Figure 2 shows with green lines the absolute (Fig. 2a) and relative (Fig. 2b) differences between each L2 profile and the corresponding true profile, with a red line showing the difference between the fused (FUS) profile and the mean truth (computed as the average of the 118 true profiles), a dashed and dotted black line showing the average of the estimated SD of the total error of the individual L2 measurements σ_total, and with a dashed and dotted red line showing the estimated SD of the total error of the fused profile σ_f total. The last two quantities have been calculated as the square root of the diagonals of the S_total and S_f total CMs given by Eqs. (5) and (6), respectively. Figure 2 shows that the fused product is in better agreement with its truth than the individual profiles with their own, and presents a smaller estimated total error than the individual L2 products. In particular, the Fig. 2b allows for seeing the performances of CDF in the tropospheric region in detail.

Figure 2 (a) The absolute differences between L2 profiles and their true profiles (green lines), the absolute difference between the fused profile and the average of the true profiles (continuous dark red line), and the average of σ_total of L2 simulations (dashed and dotted black lines) and σ_f total (dashed and dotted dark red lines). (b) The relative percentage differences between L2 profiles and their true profiles (green lines), the relative percentage difference between the fused profile and the average of the true profiles (continuous dark red line), the average of σ_total of L2 simulations normalized with respect to the true profile and expressed in percentage (dashed and dotted black lines), and σ_f total normalized with respect to the true profile and expressed in percentage (dashed and dotted dark red lines).

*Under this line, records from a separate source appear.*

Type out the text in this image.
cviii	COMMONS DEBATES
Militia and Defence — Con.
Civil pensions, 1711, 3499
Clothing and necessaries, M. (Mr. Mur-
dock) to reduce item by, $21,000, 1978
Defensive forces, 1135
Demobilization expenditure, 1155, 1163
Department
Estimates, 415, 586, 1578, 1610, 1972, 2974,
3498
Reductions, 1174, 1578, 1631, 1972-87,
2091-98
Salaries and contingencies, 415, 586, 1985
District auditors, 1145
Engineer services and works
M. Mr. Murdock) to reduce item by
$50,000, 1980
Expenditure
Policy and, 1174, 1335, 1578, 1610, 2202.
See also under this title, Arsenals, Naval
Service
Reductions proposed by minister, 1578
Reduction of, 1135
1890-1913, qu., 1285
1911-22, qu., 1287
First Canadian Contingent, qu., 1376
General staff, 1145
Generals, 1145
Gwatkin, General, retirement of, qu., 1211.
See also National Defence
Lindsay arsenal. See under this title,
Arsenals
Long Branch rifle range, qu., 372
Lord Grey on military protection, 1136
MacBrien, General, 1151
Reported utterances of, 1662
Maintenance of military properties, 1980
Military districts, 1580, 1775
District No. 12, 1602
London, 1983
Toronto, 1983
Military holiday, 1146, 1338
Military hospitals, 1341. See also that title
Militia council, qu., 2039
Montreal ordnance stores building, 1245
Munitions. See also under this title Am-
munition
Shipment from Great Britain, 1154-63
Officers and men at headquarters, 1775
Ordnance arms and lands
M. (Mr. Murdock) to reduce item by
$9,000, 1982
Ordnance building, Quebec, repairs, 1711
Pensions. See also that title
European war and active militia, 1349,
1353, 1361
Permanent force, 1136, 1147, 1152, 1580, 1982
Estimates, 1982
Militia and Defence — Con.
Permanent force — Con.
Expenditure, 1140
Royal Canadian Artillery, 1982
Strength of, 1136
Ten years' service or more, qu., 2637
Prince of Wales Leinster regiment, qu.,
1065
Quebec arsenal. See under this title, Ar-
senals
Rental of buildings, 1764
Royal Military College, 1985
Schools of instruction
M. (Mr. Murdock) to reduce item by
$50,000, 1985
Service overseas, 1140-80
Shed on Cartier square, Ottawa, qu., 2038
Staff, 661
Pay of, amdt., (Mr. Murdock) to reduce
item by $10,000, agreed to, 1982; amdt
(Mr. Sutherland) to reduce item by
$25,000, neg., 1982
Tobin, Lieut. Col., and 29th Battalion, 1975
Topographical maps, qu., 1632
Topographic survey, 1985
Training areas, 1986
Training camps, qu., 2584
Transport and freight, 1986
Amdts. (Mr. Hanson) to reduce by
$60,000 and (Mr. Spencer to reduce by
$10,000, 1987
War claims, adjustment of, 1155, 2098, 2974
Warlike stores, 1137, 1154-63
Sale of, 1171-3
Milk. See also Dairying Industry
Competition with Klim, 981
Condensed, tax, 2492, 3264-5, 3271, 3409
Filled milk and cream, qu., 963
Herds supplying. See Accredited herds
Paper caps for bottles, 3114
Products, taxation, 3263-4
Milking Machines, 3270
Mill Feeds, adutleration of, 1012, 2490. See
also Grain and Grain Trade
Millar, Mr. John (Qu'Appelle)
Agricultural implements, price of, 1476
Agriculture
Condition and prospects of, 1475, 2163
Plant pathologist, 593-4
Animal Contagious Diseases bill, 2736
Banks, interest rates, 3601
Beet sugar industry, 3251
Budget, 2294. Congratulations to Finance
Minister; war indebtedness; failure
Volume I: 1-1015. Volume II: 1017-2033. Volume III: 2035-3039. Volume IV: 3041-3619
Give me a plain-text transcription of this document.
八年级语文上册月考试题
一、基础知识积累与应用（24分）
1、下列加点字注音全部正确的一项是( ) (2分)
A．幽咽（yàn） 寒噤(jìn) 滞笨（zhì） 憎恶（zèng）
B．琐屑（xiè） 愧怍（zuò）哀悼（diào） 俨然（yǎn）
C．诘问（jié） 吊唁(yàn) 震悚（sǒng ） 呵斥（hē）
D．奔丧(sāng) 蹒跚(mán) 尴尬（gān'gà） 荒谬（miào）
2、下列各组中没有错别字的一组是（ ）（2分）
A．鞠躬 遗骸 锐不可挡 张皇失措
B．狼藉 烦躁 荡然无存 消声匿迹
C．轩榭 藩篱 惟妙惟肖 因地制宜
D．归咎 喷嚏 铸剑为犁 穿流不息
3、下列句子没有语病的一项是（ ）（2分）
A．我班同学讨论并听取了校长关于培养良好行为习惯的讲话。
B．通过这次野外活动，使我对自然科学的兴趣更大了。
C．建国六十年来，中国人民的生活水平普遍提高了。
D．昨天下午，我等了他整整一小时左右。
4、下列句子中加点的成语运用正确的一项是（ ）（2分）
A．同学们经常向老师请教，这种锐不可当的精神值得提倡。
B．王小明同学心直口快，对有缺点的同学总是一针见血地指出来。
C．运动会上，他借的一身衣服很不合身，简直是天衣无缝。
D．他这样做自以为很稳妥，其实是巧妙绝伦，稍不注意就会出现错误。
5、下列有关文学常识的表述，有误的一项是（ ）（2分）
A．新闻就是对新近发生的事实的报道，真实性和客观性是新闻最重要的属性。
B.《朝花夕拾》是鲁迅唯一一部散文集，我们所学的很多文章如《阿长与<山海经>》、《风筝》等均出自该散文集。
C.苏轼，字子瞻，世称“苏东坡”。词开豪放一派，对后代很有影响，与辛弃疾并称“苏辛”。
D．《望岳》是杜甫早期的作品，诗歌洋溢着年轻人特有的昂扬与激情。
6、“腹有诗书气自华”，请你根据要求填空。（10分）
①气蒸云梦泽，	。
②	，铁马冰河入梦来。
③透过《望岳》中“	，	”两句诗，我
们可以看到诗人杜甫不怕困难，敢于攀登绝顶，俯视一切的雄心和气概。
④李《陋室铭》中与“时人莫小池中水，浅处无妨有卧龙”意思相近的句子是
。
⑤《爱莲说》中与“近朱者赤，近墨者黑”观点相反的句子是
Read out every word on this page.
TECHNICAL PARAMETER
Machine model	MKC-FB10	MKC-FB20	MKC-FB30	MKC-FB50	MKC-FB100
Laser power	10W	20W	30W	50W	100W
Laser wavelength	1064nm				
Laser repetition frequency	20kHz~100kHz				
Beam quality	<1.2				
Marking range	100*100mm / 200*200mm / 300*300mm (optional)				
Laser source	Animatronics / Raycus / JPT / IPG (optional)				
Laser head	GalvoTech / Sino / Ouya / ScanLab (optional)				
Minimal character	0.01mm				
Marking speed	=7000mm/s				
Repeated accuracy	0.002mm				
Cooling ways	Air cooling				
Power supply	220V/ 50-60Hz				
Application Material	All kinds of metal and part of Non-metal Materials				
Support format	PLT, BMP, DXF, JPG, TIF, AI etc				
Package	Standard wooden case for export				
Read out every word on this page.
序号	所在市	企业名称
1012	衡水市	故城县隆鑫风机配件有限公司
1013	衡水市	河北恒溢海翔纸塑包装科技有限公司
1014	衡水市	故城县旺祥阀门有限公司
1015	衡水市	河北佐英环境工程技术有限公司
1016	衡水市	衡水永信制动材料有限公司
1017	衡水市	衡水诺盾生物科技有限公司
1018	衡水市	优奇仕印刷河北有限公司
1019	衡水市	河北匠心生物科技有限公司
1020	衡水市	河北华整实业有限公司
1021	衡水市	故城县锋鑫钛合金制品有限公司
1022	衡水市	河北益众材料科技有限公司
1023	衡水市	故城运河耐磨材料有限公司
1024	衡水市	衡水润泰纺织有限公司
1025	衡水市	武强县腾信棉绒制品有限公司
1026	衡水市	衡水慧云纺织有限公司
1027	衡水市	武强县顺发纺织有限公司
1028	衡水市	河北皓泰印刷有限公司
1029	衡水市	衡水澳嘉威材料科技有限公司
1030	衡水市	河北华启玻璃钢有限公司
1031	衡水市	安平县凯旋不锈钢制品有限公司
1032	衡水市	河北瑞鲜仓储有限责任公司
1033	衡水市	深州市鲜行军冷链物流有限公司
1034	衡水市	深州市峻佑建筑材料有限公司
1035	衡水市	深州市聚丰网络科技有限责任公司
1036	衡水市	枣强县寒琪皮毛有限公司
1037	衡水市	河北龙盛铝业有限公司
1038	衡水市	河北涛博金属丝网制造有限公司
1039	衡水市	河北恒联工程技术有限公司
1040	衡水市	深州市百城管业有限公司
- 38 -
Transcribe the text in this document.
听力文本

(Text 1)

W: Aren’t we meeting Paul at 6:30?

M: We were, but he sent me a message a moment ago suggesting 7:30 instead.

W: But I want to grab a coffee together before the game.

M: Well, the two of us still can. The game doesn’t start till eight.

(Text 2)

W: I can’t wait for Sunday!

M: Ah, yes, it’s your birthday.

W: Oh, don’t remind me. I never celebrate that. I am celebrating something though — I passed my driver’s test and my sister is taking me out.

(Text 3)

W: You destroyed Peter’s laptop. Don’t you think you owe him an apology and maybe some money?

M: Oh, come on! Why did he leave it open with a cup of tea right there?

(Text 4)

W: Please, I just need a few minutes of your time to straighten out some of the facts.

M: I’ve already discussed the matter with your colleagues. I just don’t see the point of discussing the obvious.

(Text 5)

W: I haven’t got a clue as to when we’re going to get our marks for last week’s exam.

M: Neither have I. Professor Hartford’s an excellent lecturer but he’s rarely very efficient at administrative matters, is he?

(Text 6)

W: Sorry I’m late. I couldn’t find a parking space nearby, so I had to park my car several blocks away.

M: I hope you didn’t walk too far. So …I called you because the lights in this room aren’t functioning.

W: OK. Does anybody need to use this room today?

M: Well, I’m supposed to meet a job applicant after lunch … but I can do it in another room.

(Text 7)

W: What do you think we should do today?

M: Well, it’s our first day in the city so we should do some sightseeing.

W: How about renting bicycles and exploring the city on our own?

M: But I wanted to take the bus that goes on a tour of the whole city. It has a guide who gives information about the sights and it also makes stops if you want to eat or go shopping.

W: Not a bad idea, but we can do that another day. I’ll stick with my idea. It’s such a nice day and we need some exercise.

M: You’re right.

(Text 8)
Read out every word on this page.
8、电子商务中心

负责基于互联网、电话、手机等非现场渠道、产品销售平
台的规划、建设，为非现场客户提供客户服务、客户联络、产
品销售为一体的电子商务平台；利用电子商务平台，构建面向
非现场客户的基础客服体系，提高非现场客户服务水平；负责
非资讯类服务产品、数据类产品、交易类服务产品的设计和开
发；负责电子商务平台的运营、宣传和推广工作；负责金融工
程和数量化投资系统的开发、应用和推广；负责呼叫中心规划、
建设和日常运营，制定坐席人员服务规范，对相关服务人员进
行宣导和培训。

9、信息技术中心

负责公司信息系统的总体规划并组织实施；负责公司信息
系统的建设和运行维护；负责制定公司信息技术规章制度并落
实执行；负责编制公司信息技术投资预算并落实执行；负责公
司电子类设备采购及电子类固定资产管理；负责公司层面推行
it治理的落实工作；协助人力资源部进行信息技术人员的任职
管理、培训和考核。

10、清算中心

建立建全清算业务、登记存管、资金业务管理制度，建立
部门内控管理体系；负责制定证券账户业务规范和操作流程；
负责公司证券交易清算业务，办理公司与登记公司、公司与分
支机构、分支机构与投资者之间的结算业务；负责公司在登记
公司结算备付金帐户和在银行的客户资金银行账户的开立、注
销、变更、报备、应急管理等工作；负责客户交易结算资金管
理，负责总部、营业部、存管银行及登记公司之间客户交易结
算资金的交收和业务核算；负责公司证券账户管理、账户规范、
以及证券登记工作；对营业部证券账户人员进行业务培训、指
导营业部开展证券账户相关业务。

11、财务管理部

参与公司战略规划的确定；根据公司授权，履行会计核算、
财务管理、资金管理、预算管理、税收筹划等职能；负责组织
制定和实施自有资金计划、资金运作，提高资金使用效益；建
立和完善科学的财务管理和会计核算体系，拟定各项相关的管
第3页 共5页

The retrieved profile representation is always a compromise between the amplitude of the errors and the vertical resolution. The latter can be quantified by the AKs, which ideally would be equal to the identity matrix in the case of a profile that has a vertical resolution equal to that defined by the sampling grid. Diagonal elements with values smaller than 1 correspond to a loss of vertical resolution. In Fig. 3b, we compare the diagonal elements of the AKs of the L2 products with the AK diagonal of the fused product. Here we have also computed the number of degrees of freedom (DOF), given by the sum of the diagonal elements of the AK matrix (Rodgers, 2000), for both L2 and fused products and reported the values in the text box in Fig. 3a. Note that the number of DOF of the fused product is about twice the number of DOF of the best L2 product. In Fig. 3b, we compare the vertical resolution profiles of L2 and fusion products. We calculate the vertical resolution starting from AK matrices according to the full-width-at-half-maximum (FWHM) approach (Rodgers, 2000) and specifically with the algorithm defined in Ridolfi and Sgheri (2009).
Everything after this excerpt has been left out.